Newesoneindinesia.com, Jayapura Papua – Bencana tanah longsor melanda kawasan penambangan tradisional di area Gajah Putih, Distrik Jayapura Selatan, Kota Jayapura, pada Senin (16/2/2026).
Insiden yang terjadi di tengah cuaca ekstrem ini memicu respons cepat dari tim SAR gabungan dan otoritas setempat.
Kronologi Kejadian
Peristiwa terjadi pada Senin siang setelah wilayah Jayapura diguyur hujan dengan intensitas tinggi selama beberapa jam. Kondisi tanah yang labil di area lereng Gajah Putih memicu pergerakan tanah yang kemudian menimbun sejumlah titik di lokasi penambangan tradisional tersebut.
Langkah Penanganan
Hingga saat ini, tim gabungan yang terdiri dari BPBD Kota Jayapura, Basarnas, TNI/Polri, serta relawan masyarakat masih berada di lokasi untuk melakukan langkah-langkah darurat:
Pencarian dan Penyelamatan: Prioritas utama difokuskan pada penyisiran area tertimbun untuk memastikan keberadaan pekerja tambang atau warga yang mungkin terjebak.
Pengamanan Lokasi: Garis polisi telah dipasang untuk mencegah warga mendekati zona rawan longsor susulan.
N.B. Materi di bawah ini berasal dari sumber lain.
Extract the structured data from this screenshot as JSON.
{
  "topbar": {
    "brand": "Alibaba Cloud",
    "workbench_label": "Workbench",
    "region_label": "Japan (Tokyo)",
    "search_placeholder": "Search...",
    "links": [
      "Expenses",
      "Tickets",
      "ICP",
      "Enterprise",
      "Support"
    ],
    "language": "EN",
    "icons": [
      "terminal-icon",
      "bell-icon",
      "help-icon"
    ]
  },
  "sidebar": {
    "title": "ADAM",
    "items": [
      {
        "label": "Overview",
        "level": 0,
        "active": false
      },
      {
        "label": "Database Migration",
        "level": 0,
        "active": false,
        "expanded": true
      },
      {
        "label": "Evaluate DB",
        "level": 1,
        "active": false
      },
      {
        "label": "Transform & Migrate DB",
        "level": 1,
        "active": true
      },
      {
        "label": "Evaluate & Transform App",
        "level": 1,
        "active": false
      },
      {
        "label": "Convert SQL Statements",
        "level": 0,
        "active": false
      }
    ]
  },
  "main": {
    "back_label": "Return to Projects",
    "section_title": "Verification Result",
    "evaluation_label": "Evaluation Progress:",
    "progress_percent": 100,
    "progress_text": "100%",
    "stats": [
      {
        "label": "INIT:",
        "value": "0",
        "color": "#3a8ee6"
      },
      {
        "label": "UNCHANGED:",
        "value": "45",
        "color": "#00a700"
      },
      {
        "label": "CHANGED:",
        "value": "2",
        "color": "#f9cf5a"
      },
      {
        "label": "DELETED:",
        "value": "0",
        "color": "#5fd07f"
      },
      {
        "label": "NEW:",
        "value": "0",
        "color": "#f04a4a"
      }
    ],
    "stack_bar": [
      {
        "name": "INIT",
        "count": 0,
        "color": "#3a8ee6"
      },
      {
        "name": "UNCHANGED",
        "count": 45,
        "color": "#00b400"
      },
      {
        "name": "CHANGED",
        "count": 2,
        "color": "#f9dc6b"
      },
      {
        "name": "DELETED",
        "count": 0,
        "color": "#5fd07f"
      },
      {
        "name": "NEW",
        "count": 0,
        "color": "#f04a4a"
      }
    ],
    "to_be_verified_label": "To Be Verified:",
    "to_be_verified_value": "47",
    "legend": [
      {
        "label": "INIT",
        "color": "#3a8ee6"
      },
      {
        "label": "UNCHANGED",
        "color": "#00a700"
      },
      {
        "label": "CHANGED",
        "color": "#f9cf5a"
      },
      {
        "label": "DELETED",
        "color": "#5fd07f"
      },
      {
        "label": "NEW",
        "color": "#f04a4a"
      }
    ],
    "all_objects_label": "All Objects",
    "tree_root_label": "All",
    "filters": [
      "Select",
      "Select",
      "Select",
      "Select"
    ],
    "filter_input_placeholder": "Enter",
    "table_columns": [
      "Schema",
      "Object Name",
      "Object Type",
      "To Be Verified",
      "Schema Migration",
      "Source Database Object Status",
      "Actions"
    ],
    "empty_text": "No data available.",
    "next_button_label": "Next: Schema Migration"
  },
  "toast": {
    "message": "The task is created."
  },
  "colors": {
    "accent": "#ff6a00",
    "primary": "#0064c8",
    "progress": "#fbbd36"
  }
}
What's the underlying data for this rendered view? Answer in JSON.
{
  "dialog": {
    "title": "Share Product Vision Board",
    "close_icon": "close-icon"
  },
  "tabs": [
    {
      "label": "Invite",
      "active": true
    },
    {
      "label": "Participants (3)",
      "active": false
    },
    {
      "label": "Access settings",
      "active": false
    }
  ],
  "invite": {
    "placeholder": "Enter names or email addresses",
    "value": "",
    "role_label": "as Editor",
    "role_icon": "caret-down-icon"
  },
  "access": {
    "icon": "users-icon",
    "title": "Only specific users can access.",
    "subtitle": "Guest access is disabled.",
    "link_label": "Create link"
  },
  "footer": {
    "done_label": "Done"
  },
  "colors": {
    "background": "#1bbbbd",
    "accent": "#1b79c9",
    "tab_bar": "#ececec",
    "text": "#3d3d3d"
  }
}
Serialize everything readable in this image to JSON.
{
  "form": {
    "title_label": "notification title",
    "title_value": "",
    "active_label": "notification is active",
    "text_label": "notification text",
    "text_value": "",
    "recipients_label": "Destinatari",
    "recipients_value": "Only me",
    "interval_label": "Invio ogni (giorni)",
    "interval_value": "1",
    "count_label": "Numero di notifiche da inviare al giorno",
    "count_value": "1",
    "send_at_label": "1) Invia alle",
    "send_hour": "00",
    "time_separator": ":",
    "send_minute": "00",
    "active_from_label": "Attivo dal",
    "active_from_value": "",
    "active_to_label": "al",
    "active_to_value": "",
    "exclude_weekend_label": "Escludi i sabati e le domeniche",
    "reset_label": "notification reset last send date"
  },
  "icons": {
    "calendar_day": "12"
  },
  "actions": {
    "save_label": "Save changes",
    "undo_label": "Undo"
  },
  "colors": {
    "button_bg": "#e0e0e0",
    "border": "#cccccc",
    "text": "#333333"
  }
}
Pendataan Korban: Pihak berwenang masih terus melakukan verifikasi data terkait jumlah korban luka maupun kerugian materiel.
Himbauan Keamanan
Pemerintah Kota Jayapura menghimbau kepada seluruh masyarakat, khususnya para pekerja di sektor penambangan tradisional, untuk menghentikan aktivitas sementara waktu mengingat curah hujan yang masih tinggi dan risiko pergerakan tanah susulan yang masih mengancam.
”Kami meminta kerja sama semua pihak untuk mengutamakan keselamatan jiwa.
Tim kami di lapangan sedang bekerja keras melakukan evakuasi dan mitigasi di lokasi terdampak,” ujar perwakilan otoritas setempat dalam keterangan singkatnya.